Because the plain smell of marijuana justified the search, we do not address Ramirez's other arguments in support of her motion to suppress. --------
¶12 Finally, we reject Ramirez's argument that the vehicle search was unlawful under Article 2, Section 8 of the Arizona Constitution. Ramirez did not raise this argument in the superior court, so it can only be considered in the context of a review for fundamental error. See State v. Henderson, 210 Ariz. 561, 567, ¶ 19 (2005) (holding that unobjected-to error is only reversible if it is "error going to the foundation of the case, error that takes from the defendant a right essential to his defense, and error of such magnitude that the defendant could not possibly have received a fair trial."). But Ramirez has not asserted that her claim under the Arizona Constitution resulted in fundamental error, and she has thus waived the argument. See State v. Moreno-Medrano, 218 Ariz. 349, 354, ¶ 17 (App. 2008).

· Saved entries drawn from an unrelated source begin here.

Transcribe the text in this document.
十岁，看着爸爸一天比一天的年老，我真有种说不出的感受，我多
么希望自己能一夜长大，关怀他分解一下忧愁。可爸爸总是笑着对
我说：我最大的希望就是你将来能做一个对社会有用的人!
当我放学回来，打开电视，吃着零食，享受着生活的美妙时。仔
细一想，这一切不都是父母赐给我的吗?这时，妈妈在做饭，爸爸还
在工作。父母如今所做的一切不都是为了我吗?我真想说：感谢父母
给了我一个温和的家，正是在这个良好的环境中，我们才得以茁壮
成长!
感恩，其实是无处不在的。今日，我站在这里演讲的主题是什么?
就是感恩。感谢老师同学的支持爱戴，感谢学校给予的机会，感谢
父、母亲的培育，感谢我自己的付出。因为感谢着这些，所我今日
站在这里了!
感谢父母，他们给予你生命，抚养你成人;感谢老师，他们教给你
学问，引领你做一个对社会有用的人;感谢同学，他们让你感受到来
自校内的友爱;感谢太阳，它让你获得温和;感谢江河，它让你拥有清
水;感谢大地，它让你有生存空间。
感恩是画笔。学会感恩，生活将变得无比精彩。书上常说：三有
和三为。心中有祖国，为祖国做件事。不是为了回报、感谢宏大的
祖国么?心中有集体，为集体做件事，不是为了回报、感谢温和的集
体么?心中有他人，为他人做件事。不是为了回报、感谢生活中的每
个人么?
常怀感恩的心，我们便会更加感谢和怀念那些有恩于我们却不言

¶13 Moreover, waiver notwithstanding, although Arizona courts have recognized that Article 2, Section 8 provides greater privacy protections than provided under the federal Constitution as to warrantless home entries, see State v. Juarez, 203 Ariz. 441, 444, ¶ 14 (App. 2002), those protections have not be extended to vehicle searches. See State v. Reyna, 205 Ariz. 374, 378 n.5, ¶ 14 (App. 2003) (noting that "we do not read the court's decisions concerning home searches as evidencing a state-law departure from Fourth Amendment principles governing vehicle searches."). Thus, Ramirez's argument under the Arizona Constitution is unavailing.
CONCLUSION
¶14 The convictions and sentences are affirmed.